Zwycięstwami w fantastycznie zaciętych wyścigach przeznaczonej dla nastolatków serii Red Bull Rookies Cup podzielili się Niemiec, Philipp Oettl oraz Francuz Alan Techer. Lider tabeli, Australijczyk Arthur Sissis, pierwszy wyścig rozpoczynał z alei serwisowej na zapasowym motocyklu po problemach na starcie i nie zdobył punktów, a dzień później upadł w przedostatnim zakręcie, walcząc o zwycięstwo. Szesnastolatek, który karierę zaczynał jako żużlowiec, nie krył rozczarowania, zalewając się łzami na poboczu. Trudno się dziwić. Prowadzenie w tabeli objął czternastoletni, debiutujący w serii Włoch, Lorenzo Baldassarri.

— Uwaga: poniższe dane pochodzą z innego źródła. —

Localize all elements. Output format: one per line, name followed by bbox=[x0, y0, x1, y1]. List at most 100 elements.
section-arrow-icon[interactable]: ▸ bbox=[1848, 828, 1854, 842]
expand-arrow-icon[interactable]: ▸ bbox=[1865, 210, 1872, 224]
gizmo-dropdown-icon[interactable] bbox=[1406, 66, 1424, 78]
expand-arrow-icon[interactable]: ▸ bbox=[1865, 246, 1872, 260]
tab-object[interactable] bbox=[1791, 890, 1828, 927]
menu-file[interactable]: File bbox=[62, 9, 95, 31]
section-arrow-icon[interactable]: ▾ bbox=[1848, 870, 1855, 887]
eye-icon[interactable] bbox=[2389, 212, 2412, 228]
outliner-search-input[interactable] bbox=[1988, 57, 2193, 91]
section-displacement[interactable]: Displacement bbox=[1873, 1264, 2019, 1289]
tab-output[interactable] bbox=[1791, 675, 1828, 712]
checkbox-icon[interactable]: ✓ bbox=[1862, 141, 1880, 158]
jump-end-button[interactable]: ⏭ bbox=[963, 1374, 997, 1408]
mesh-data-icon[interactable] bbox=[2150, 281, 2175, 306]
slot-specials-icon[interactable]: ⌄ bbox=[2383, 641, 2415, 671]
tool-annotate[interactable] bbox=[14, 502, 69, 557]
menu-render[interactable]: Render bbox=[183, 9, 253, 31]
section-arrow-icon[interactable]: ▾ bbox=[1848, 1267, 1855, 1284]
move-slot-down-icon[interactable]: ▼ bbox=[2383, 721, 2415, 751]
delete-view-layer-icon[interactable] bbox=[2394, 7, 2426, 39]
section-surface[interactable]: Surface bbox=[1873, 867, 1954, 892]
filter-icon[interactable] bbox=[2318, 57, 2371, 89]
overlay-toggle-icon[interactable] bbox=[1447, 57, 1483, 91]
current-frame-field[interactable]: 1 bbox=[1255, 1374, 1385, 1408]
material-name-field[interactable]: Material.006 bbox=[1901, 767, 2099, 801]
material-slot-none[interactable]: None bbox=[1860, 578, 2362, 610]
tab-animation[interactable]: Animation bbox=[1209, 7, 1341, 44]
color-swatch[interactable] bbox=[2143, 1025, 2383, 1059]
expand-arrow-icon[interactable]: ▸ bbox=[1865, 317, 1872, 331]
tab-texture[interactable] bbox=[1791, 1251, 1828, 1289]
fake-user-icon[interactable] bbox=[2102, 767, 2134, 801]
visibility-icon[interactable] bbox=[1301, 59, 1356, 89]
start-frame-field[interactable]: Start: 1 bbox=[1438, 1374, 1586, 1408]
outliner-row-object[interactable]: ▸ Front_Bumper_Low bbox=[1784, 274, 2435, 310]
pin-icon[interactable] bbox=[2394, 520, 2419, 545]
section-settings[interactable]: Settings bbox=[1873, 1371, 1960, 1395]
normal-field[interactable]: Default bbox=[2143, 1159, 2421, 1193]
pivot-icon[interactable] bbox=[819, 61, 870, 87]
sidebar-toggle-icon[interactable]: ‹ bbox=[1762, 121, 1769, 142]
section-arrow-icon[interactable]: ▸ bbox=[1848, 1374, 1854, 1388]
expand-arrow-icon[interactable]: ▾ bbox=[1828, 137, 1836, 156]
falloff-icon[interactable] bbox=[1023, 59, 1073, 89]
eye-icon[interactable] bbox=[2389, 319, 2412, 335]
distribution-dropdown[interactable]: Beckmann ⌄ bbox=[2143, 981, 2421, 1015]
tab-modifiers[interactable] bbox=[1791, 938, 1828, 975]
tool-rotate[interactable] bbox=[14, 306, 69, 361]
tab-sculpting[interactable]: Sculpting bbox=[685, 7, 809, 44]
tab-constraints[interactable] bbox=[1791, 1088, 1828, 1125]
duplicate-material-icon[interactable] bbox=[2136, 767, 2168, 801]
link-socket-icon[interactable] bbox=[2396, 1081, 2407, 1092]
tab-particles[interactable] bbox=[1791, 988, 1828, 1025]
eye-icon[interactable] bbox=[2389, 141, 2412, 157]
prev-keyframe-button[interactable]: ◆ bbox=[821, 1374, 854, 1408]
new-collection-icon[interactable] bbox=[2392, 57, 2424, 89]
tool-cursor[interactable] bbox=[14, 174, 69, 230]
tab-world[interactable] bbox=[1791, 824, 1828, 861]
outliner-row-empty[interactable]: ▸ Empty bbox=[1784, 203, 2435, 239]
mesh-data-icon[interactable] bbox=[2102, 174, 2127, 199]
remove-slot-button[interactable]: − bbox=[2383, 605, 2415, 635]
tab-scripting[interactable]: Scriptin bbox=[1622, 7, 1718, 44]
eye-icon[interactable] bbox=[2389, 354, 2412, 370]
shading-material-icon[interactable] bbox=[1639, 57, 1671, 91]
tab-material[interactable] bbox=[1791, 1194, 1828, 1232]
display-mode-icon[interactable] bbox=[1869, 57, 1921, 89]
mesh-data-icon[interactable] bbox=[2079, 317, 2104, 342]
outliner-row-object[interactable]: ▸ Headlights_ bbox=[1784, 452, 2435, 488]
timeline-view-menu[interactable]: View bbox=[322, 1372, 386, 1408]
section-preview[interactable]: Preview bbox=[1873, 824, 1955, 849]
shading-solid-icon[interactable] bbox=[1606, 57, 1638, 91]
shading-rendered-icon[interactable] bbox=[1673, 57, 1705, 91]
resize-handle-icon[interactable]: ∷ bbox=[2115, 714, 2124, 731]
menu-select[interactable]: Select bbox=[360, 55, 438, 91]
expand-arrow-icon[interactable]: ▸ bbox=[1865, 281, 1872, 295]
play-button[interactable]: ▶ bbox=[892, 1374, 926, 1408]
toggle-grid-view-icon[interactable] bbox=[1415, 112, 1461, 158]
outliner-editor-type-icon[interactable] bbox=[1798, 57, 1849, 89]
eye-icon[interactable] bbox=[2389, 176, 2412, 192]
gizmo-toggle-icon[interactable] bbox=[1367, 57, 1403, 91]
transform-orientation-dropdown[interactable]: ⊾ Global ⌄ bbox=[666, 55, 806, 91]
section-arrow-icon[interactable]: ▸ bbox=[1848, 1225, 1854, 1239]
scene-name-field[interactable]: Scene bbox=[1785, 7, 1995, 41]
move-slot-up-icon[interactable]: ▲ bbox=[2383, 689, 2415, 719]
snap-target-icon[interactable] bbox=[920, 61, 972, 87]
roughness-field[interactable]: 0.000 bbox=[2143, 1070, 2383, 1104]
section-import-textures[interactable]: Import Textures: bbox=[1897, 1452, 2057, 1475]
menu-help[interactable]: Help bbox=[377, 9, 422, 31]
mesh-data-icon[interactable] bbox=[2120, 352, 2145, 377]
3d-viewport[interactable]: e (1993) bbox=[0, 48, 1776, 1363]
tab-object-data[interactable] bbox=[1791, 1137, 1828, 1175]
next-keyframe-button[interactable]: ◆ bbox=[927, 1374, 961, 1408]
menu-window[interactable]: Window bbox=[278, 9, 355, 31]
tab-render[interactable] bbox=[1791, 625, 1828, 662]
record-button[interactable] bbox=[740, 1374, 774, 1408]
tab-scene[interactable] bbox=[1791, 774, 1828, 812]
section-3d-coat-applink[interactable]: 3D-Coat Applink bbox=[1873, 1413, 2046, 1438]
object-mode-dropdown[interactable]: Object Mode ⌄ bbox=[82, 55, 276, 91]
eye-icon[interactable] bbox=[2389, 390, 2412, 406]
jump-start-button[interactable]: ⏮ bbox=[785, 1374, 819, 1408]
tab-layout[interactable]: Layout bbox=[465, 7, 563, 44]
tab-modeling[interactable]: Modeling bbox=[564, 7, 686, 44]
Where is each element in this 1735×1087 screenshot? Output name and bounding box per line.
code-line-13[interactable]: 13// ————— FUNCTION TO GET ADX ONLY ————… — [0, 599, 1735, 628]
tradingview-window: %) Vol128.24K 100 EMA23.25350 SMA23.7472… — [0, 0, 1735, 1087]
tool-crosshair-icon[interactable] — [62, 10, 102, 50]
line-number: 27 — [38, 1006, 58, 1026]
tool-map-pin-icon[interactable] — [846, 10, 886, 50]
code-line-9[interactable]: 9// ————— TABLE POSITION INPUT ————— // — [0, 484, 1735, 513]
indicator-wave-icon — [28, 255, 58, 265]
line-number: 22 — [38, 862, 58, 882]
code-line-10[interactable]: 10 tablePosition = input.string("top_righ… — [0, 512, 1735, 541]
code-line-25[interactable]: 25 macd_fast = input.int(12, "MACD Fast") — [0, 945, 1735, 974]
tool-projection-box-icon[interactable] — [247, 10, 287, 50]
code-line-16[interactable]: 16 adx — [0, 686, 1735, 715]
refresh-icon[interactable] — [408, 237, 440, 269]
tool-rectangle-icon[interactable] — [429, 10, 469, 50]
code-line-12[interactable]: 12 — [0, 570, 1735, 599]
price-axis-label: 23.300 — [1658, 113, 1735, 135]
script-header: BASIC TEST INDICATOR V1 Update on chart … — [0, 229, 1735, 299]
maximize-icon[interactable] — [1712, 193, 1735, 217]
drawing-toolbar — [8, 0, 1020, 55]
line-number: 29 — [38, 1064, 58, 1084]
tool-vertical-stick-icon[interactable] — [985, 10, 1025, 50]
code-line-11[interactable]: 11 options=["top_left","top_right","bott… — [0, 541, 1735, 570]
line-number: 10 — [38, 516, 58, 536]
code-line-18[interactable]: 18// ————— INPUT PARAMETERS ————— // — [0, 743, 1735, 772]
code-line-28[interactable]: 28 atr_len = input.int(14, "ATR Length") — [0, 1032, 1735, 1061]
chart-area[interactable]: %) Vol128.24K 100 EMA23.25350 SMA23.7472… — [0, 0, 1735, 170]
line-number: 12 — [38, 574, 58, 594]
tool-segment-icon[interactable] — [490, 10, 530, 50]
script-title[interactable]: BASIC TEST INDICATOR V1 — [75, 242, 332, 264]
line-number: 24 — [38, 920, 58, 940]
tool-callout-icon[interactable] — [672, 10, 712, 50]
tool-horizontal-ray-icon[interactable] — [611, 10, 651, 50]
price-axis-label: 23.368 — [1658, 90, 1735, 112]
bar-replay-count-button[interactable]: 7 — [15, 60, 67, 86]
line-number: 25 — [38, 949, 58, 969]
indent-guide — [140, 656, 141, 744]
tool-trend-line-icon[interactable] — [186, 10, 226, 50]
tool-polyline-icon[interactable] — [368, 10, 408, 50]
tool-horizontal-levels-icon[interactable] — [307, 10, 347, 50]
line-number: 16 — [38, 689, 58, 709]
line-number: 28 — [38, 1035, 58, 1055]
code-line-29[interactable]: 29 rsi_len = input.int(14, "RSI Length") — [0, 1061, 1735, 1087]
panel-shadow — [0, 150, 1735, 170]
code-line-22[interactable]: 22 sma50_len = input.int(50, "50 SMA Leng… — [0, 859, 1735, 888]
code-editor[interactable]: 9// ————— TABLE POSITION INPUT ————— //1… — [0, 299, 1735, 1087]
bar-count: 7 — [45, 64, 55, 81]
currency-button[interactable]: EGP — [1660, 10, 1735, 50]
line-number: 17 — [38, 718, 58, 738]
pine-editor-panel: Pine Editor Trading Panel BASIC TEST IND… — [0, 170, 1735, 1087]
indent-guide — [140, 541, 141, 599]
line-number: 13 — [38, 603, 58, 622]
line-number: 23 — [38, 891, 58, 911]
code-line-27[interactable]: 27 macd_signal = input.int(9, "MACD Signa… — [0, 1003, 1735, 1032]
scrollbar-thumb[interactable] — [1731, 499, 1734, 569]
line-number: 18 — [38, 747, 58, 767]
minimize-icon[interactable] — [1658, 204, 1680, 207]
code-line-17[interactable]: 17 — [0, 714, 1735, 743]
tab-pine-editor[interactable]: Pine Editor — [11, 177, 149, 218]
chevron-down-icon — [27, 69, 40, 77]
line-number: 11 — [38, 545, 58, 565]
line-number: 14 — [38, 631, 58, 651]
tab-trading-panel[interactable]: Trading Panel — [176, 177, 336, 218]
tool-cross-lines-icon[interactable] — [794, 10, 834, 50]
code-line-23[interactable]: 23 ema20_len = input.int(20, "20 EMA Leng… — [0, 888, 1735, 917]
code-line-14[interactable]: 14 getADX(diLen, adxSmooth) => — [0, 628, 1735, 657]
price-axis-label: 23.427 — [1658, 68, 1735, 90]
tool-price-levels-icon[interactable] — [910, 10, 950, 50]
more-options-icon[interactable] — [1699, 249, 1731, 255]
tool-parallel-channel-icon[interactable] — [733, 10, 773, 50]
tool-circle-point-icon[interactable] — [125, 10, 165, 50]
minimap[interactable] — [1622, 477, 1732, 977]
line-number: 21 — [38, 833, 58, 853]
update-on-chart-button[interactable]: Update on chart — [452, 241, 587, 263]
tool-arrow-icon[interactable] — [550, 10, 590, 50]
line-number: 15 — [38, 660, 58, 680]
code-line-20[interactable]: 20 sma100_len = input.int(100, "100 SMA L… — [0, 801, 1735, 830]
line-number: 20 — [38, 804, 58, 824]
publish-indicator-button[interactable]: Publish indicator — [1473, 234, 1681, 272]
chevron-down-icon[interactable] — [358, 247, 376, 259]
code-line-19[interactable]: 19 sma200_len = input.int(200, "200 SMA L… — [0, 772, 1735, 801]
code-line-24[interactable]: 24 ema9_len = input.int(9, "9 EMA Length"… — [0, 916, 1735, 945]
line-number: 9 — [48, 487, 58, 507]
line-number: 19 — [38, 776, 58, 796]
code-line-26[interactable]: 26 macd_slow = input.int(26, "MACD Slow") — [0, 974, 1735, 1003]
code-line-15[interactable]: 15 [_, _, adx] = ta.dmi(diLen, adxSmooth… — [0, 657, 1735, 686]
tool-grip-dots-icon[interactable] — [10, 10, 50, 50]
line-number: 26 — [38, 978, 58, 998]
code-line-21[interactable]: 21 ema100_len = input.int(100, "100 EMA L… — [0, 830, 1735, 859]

Tylko zawodnicy MotoGP udają się w najbliższy weekend na amerykański tor Laguna Seca, ale to wcale nie oznacza mniejszych emocji. Tymczasem po wakacyjnej przerwie, w połowie sierpnia wyścigowa karuzela wraca w komplecie do czeskiego Brna. SportKlub będzie na miejscu, aby przygotować dla telewidzów mnóstwo relacji zza kulis. Czy wtedy również postawienie na Daniego Pedrosę będzie strzałem w dziesiątkę i koszmarem bukmacherów zmuszonych do wypłaty wielkich wygranych? Możliwe! Hiszpan jest zdeterminowany, bo wciąż ma matematyczne szanse na mistrzowski tytuł...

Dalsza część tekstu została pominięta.